(Reuters) --The head of the Federal Communications Commission, Ajit Pai, said on Friday that the agency is continuing a sweeping regulatory review, keen to adapt rules to the digital age and get rid of rules that he said are barriers to business.
The review builds on the FCC's efforts in the first 100 days of the Trump administration to dismantle several significant regulations.
Pai said the FCC is looking closely at regulatory burdens on small businesses and examining whether the costs of existing rules outweigh the benefits and vowing faster decisions on approving new innovations.
Ajit Pai |
Pai said the FCC will make quicker decisions on whether to approve new technologies and wants to help entrepreneurs.

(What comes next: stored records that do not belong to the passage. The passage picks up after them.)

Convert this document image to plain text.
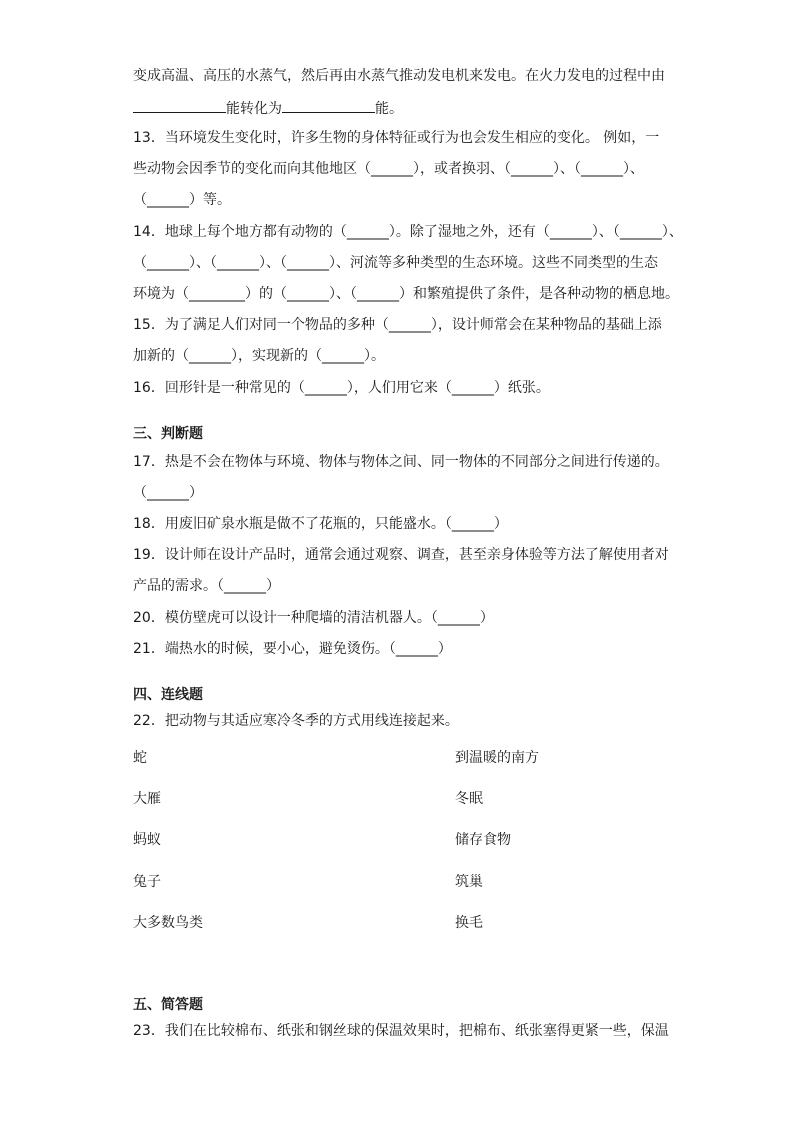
变成高温、高压的水蒸气，然后再由水蒸气推动发电机来发电。在火力发电的过程中由
能转化为	能。
13．当环境发生变化时，许多生物的身体特征或行为也会发生相应的变化。 例如，一
些动物会因季节的变化而向其他地区（______），或者换羽、（______）、（______）、
（______）等。
14．地球上每个地方都有动物的（______）。除了湿地之外，还有（______）、（______）、
（______）、（______）、（______）、河流等多种类型的生态环境。这些不同类型的生态
环境为（________）的（______）、（______）和繁殖提供了条件，是各种动物的栖息地。
15．为了满足人们对同一个物品的多种（______），设计师常会在某种物品的基础上添
加新的（______），实现新的（______）。
16．回形针是一种常见的（______），人们用它来（______）纸张。
三、判断题
17．热是不会在物体与环境、物体与物体之间、同一物体的不同部分之间进行传递的。
（______）
18．用废旧矿泉水瓶是做不了花瓶的，只能盛水。（______）
19．设计师在设计产品时，通常会通过观察、调查，甚至亲身体验等方法了解使用者对
产品的需求。（______）
20．模仿壁虎可以设计一种爬墙的清洁机器人。（______）
21．端热水的时候，要小心，避免烫伤。（______）
四、连线题
22．把动物与其适应寒冷冬季的方式用线连接起来。
蛇	到温暖的南方
大雁	冬眠
蚂蚁	储存食物
兔子	筑巢
大多数鸟类	换毛
五、简答题
23．我们在比较棉布、纸张和钢丝球的保温效果时，把棉布、纸张塞得更紧一些，保温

"We will make a decision within one year. There will be no more waiting indefinitely for an answer," Pai said. The FCC has revised its experimental licensing program and made it easier for inventors to register proposed new experiments, he added.
Pai said he is focused on helping low-income and rural Americans get access to high-speed internet and "modernizing our rules and removing unnecessary regulatory barriers, promoting innovation, protecting consumers and public safety, and improving agency operations."

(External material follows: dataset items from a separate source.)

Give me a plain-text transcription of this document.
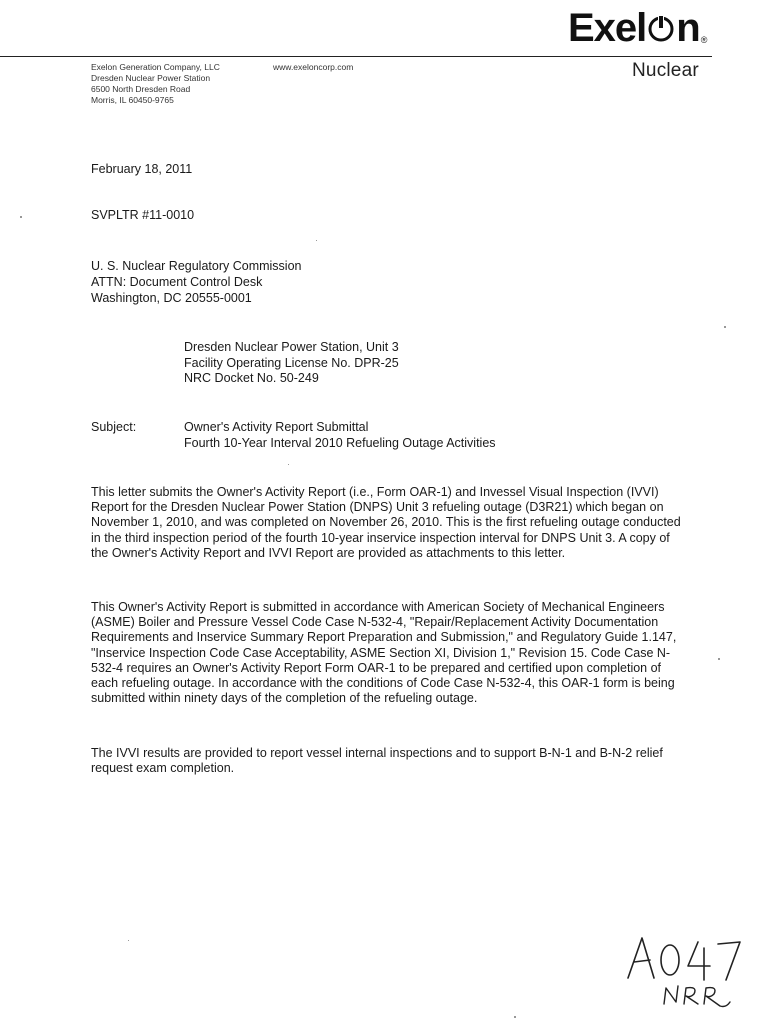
Exel n®
Nuclear
Exelon Generation Company, LLC
Dresden Nuclear Power Station
6500 North Dresden Road
Morris, IL 60450-9765
www.exeloncorp.com
February 18, 2011
SVPLTR #11-0010
U. S. Nuclear Regulatory Commission
ATTN: Document Control Desk
Washington, DC 20555-0001
Dresden Nuclear Power Station, Unit 3
Facility Operating License No. DPR-25
NRC Docket No. 50-249
Subject:	Owner's Activity Report Submittal
Fourth 10-Year Interval 2010 Refueling Outage Activities

This letter submits the Owner's Activity Report (i.e., Form OAR-1) and Invessel Visual Inspection (IVVI) Report for the Dresden Nuclear Power Station (DNPS) Unit 3 refueling outage (D3R21) which began on November 1, 2010, and was completed on November 26, 2010. This is the first refueling outage conducted in the third inspection period of the fourth 10-year inservice inspection interval for DNPS Unit 3. A copy of the Owner's Activity Report and IVVI Report are provided as attachments to this letter.

This Owner's Activity Report is submitted in accordance with American Society of Mechanical Engineers (ASME) Boiler and Pressure Vessel Code Case N-532-4, "Repair/Replacement Activity Documentation Requirements and Inservice Summary Report Preparation and Submission," and Regulatory Guide 1.147, "Inservice Inspection Code Case Acceptability, ASME Section XI, Division 1," Revision 15. Code Case N-532-4 requires an Owner's Activity Report Form OAR-1 to be prepared and certified upon completion of each refueling outage. In accordance with the conditions of Code Case N-532-4, this OAR-1 form is being submitted within ninety days of the completion of the refueling outage.

The IVVI results are provided to report vessel internal inspections and to support B-N-1 and B-N-2 relief request exam completion.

Pai said the FCC imposes $800 million a year in paperwork burdens on the private sector and said the total regulatory burden "is much higher."
"The fundamental question is this: Do we want that money to be diverted to lawyers and accountants, figuring out how to comply with FCC rules? Or do we want it spent delivering American consumers better, faster, cheaper Internet access?" he said.
Pai said last month he would launch a "comprehensive review" of close to 1,000 pages of media regulations.
He also proposed a draft plan to reverse the Obama-era landmark 2015 net neutrality order that gave the commission authority to bar internet companies from blocking, throttling or giving "fast lanes" to websites.
The FCC has adopted 49 items since Pai took over the U.S. telecommunications regulatory agency and many take aim at rules enacted under Democratic former President Barack Obama.
Among those items, In April, the FCC reversed a 2016 decision that limits the number of television stations some broadcasters can buy.
Gigi Sohn, a former top aide to Pai's predecessor at the FCC said Pai favors incumbents instead of consumers.
The FCC under Pai temporarily blocked Obama rules that would have subjected broadband providers to stricter privacy requirements than websites, giving Congress time to vote to overturn the rules.